A bad fit frustrates the client. This frustration can create tensions and delays in the creative process that might result in a project that unfinished, poor quality, or more costly than expected. That bad experience might also result in the client seeking creative services elsewhere. The designer-client relationship ends…sometimes permanently. Just like clients make cost-benefits analyses to best position their businesses for success, designers should do the same.

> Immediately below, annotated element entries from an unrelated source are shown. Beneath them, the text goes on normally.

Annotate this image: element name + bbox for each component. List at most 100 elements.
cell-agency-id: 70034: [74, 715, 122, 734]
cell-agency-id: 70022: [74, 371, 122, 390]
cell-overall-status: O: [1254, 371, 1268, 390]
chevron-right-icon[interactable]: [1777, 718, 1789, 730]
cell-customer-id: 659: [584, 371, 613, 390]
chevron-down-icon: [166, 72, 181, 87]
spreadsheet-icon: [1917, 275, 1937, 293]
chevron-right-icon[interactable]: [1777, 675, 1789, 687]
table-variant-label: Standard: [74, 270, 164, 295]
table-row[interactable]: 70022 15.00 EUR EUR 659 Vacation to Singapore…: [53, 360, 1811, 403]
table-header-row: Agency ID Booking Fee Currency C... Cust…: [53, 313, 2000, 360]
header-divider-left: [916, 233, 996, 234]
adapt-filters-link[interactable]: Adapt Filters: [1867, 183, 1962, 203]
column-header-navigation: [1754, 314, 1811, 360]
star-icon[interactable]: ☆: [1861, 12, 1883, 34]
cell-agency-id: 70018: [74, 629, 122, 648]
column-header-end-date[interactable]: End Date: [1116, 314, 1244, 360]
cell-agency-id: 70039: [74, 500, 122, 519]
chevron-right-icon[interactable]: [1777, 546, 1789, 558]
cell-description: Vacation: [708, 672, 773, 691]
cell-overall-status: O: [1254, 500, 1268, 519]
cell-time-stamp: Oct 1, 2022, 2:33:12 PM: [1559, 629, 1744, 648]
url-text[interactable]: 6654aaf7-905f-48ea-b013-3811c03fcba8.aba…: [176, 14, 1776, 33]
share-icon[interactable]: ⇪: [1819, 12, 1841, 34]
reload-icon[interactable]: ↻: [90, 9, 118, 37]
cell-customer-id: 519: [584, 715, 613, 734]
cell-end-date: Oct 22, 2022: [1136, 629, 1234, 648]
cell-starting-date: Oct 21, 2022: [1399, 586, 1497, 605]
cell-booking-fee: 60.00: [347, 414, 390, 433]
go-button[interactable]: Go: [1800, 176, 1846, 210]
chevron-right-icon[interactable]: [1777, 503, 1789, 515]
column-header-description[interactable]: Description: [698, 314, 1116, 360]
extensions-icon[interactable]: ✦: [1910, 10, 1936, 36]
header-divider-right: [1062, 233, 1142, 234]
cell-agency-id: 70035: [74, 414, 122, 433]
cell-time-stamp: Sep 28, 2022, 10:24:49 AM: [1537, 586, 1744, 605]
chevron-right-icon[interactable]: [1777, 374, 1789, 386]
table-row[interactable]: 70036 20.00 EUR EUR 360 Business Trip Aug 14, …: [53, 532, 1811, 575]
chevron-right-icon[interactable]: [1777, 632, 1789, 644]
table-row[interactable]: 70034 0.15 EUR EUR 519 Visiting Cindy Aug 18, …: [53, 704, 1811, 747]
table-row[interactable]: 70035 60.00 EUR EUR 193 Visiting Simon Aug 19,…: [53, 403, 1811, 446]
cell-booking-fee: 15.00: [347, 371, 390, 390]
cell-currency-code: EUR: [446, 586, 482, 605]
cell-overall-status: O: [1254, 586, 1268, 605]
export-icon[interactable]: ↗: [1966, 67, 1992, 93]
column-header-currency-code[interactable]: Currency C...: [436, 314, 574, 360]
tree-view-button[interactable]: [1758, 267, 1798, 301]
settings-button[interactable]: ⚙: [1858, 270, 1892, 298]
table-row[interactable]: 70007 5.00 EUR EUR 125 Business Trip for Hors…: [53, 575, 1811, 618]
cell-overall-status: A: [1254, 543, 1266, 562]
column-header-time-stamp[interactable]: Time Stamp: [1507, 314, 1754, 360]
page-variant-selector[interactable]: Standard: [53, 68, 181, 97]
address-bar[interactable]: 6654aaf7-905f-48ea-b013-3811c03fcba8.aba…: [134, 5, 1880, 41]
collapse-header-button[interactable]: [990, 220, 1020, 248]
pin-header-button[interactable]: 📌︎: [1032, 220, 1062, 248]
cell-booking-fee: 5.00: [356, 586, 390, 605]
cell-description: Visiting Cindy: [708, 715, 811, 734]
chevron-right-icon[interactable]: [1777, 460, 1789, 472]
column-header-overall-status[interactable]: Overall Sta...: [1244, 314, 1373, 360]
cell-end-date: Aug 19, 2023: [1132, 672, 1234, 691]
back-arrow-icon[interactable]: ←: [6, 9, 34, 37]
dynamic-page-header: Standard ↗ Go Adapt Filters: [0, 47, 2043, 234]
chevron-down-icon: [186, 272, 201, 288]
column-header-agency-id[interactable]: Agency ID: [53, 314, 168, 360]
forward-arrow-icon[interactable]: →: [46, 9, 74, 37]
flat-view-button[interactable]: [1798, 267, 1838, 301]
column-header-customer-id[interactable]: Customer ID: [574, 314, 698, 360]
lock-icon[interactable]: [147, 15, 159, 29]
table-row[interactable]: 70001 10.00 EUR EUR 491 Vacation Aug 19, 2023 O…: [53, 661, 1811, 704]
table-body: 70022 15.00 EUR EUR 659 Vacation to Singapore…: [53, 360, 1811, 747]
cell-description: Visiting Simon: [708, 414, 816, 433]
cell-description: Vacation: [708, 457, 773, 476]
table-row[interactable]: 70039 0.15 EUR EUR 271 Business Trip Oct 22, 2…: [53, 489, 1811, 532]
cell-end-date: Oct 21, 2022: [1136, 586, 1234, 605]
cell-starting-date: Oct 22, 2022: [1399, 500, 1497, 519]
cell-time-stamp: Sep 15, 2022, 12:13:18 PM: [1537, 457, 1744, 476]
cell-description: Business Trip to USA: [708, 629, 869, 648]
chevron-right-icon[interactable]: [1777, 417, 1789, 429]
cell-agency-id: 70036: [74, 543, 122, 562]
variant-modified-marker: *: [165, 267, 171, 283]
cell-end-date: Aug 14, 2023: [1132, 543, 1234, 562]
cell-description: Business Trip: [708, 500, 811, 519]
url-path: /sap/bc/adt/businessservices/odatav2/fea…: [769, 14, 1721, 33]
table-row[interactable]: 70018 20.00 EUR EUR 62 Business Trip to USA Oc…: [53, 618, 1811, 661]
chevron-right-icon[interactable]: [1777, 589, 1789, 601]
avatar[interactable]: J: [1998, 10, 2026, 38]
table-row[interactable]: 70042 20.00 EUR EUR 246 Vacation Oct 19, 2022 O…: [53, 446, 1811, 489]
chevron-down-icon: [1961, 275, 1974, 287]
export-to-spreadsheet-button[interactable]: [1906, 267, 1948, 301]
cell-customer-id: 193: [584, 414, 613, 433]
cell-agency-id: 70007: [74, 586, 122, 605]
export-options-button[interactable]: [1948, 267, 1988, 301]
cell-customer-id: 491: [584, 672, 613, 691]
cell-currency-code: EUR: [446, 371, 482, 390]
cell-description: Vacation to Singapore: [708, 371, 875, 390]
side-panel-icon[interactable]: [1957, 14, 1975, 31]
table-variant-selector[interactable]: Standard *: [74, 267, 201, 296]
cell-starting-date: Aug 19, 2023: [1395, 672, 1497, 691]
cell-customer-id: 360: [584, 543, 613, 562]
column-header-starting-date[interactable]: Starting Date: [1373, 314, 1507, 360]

The Importance of Managing Client Expectations

The habit of never saying “no” can appear admirable but backfire in practice. Evaluate business opportunities and relationships for the best fit. A “no” doesn’t have to be permanent or far reaching. Saying “no” might be simply:

  • declining an unreasonable edit,
  • honoring an original agreement,
  • passing on one particular project, or
  • delegating a task to another expert.

Sometimes, the best fit means referring the client to another designer or agency that better fits their needs. As a helpful resource, Brent Galloway at Millo.co offers a polite letter which addresses mutual interest, or lack thereof, in “When and How to Turn Down a Project That’s Not For You.”

Nonetheless, now the client has a deeper understanding of your business and confidence in your primary creative services. Leaving a positive, lasting impression with a client allows for a long-lasting, mutually beneficial relationship.

In conclusion, client management requires navigating the daily “yes” and “no” to client requests. Nonetheless, “no” doesn’t always result in a negative experience. Manage client expectations and guide them towards the best fit.